I always meant to change the lights in this one and ran out of time.
After these, I felt that I needed some smaller and simpler houses for the lower-income denizens of Wackyland to live in.
The smallest of the lot, but one of my favorites.
Kind of an odd one, not much else to say.
At first the checkered pattern on the sides was black and white and the roof was untiled, just the black plates. It looked more like a mechanic's shop, or a tire store, than a house. This bothered me a little... Wackyland wasn't going to have any cars. I decided that this would go on the extreme end of the layout, and if the groundwork didn't make it there in time, this one would be left out.
I had even put fluorescent-looking shop lights in the ceiling. Eventually of course, I did build out to here, and when I did I changed it to the multicolored checker pattern, which I liked much better.
I don't have a lot of purple bricks, but I had enough to build a small house. At first it was all purple, but it needed something. The white stripe was just the trick.
Now I needed a few middle-class homes -- not as nice as the first ones, but bigger than the little ones.
This one was fun, another of my personal faves. Given time, I'd have changed the floor pattern, though.
This is my least favorite. I always meant to ditch it and make a replacement (there was a windmill house in the works), but again, ran out of time. Tried the white stripe trick here as well, as it had worked so well on the purple house, but it didn't seem to have the same impact here.
Some other stuff...
The multicolored block things are maybe my favorite part of Wackyland. One of those "tablescraps to fill space" that really took off.
I like the first angle best. Anyone remember Bill the Cat? It looks sort of like Bill the Cat to me.
More filler. These could be configured in several different ways, some more stable than others. The way it was set up at BrickCon worked pretty well; I always expected to see these knocked over whenever I came by, but they stayed upright the whole time.

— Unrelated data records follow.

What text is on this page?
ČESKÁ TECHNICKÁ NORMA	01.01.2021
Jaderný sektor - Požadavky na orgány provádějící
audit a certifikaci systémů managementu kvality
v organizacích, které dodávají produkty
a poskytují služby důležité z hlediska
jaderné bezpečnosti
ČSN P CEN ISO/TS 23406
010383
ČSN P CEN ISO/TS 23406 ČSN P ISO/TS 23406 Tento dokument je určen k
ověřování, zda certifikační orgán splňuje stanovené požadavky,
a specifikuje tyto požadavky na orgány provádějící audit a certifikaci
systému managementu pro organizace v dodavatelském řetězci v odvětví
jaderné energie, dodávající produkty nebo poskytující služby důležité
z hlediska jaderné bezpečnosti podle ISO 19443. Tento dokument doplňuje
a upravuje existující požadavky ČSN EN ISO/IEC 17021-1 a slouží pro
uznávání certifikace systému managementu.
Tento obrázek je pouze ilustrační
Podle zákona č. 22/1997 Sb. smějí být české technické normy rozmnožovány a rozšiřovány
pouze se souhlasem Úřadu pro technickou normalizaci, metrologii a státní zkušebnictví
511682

Detail of Wackyland's generic tree design. I don't know if it's clear, or if I can explain well, but the basic framework is just six of the big leaf pieces in a spiral, with other small leaf pieces added on to the top and wherever they were needed to fill in space in the middle.
I mentioned how I wanted to make furniture for every building and didn't quite make it, but here's what did get produced, along with a few other props:
And to wrap up this mess, the few detail pics I did take at BrickCon:
Aaaaaaand... one last video:
That's all I got. Now get out of here, I have months and months of sorting to do.